At the moment, we are building a demonstration plant in Kristinehamn where we’ll be able to produce 7,000 tons of pulp. One ton of pulp equals the production of 2 million pairs of jeans and each pair of jeans consumes 10,000 litres of water in the original production. Our recycling method will therefore have a great impact. The textile industry is the second most polluting industry in the world, so even though we are making a small effort it will have big absolute advantages and consequences.
WHAT WERE THE REASONS BEHIND RE:NEWCELLS DECISION TO START UP IN KRISTINEHAMN AND VÄRMLAND?

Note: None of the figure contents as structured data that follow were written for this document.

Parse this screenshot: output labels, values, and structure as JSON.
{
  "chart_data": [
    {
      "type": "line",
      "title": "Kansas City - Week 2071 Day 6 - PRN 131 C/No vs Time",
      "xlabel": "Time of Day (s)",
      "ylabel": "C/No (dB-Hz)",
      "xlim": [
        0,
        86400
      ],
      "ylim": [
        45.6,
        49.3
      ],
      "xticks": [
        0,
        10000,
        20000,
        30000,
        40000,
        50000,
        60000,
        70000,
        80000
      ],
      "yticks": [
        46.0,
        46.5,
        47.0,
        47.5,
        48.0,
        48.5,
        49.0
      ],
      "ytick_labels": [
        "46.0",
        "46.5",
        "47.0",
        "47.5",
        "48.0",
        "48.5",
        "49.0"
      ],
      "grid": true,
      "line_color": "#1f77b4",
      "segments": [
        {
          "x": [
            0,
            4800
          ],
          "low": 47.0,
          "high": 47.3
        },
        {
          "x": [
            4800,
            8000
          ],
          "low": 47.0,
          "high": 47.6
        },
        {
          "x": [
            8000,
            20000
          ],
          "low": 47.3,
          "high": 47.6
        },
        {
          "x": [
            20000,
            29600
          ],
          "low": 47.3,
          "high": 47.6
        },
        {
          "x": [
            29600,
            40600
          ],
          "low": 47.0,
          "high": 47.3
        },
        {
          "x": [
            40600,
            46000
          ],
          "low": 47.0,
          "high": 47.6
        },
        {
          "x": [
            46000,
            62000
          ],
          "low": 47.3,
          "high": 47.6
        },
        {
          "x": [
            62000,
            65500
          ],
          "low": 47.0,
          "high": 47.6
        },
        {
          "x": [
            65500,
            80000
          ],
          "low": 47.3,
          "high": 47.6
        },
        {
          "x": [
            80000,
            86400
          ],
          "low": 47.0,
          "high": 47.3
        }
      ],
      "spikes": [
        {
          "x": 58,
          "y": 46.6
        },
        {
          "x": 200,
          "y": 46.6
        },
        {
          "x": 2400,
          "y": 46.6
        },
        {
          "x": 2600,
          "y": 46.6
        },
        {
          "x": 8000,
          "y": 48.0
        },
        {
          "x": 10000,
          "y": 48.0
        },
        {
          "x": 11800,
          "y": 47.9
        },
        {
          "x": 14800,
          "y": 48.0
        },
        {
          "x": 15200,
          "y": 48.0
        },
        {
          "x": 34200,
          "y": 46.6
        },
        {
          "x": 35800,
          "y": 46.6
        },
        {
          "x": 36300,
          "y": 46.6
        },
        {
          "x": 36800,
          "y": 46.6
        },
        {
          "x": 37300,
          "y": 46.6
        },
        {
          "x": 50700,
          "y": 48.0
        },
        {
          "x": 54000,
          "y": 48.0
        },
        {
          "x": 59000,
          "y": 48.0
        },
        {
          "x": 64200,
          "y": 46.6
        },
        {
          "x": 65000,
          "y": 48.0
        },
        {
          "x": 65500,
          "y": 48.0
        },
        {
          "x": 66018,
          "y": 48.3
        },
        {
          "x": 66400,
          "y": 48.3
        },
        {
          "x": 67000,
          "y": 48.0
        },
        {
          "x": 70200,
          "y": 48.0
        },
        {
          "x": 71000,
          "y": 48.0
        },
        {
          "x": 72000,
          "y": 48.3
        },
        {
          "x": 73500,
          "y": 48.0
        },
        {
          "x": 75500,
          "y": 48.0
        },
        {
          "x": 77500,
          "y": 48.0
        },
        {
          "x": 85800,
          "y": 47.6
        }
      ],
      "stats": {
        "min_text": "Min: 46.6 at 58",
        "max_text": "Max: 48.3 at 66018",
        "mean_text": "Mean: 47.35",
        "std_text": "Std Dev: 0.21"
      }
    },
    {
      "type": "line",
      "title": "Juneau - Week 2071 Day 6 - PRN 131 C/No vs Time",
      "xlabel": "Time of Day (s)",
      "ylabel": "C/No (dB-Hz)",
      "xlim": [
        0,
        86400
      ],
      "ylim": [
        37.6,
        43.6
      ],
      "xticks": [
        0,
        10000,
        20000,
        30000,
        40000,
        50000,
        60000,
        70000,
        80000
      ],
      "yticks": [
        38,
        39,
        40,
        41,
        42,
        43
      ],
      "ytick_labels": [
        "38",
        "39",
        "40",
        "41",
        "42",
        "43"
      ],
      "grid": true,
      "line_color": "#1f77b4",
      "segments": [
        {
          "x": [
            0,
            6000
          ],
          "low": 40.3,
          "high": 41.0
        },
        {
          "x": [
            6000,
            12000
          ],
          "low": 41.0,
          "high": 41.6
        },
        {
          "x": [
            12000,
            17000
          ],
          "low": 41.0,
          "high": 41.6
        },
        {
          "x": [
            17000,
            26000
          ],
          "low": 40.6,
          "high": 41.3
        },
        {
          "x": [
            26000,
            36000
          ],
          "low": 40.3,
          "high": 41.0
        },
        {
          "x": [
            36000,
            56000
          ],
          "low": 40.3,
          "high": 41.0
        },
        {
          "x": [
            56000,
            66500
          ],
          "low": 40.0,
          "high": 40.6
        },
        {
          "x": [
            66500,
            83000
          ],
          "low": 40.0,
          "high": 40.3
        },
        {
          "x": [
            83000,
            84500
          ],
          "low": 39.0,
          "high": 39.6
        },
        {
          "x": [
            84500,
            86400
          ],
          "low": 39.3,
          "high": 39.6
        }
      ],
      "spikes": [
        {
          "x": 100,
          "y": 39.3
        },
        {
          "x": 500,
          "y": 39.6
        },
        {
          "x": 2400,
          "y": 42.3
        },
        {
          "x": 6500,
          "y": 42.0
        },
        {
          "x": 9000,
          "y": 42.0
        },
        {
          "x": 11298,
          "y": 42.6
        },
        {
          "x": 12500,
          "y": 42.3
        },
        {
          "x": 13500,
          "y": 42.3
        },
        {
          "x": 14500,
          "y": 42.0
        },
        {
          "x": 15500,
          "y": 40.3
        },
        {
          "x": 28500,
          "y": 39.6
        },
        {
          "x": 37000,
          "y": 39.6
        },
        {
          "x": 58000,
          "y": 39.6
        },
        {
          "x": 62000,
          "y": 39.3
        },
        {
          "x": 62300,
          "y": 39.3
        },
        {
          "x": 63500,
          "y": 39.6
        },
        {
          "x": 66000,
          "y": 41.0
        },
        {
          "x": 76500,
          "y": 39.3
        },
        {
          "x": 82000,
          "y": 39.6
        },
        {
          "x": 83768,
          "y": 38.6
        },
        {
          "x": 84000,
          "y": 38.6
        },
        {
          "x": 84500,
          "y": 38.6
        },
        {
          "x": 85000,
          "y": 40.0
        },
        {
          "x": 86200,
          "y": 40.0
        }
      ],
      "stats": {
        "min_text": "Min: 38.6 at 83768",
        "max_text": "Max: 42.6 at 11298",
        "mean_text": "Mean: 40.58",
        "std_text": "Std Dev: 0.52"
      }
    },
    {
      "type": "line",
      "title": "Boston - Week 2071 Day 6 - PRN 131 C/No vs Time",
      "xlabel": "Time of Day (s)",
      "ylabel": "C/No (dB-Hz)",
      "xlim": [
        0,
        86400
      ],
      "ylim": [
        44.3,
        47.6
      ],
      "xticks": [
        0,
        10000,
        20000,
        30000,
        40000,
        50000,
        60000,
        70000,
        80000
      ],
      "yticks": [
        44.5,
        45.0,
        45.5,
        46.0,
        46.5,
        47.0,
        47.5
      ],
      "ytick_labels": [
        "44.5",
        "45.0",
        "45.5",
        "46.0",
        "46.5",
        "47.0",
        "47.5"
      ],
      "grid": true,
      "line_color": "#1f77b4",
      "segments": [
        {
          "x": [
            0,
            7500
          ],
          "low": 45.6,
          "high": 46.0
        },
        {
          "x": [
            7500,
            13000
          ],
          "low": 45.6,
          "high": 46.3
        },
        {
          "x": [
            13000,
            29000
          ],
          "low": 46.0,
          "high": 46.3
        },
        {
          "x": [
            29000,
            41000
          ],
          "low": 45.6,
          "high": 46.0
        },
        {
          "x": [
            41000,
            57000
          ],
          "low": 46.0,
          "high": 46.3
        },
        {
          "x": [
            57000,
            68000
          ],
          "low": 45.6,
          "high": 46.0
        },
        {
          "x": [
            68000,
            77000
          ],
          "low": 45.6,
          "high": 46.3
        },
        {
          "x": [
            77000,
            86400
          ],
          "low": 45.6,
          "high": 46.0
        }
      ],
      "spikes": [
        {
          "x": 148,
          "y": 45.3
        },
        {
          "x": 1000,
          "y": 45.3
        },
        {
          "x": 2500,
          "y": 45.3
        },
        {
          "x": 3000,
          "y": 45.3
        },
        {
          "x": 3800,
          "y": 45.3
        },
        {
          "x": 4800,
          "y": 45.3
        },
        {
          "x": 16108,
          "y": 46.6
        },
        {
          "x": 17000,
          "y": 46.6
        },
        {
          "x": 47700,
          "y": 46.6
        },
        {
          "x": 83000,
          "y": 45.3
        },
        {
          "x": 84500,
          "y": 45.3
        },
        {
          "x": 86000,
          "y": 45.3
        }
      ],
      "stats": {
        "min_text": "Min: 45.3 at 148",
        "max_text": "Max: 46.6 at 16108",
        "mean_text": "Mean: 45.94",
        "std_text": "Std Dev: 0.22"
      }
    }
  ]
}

– Because there is great expertise when it comes to process technique. A large part of our process is related to the pulp industry and we wanted to have close access to skilled labour and suppliers. We want the demonstration plant to be an innovative environment where people work as a team to close the circle around the textile industry, and to do so we need to be where the expertise is.
WHAT WERE THE SUCESS FACTors when you established re:newcell in Kristinehamn and värmland?
– Skilled people! We have also received very useful support and assistance from both local networks and Näringslivssamverkan in Kristinehamn to find the right people and coordinate our work with the Municipality. The geographical position also plays a part – logistics is important.
what would you say is important to encourage more business in värmland ?
– I think it’s important to focus on those who are in need of the expertise in Värmland. We found the right networks and competence! Värmland has unique expertise when it comes to paper and pulp, therefore it is a good idea to keep developing these areas.
what does the growth potential look like?
– The potential is immense. We won’t reach our full potential for a while yet, but if things work out the way we want them to, this will have great impact on the textile industry, both environmentally and structurally. The potential in Kristinehamn is immense: we want to be a world-leading hub for innovative textile recycling. Our ambition is for Kristinehamn to be the place where people from all over the world come to test our textile recycling process!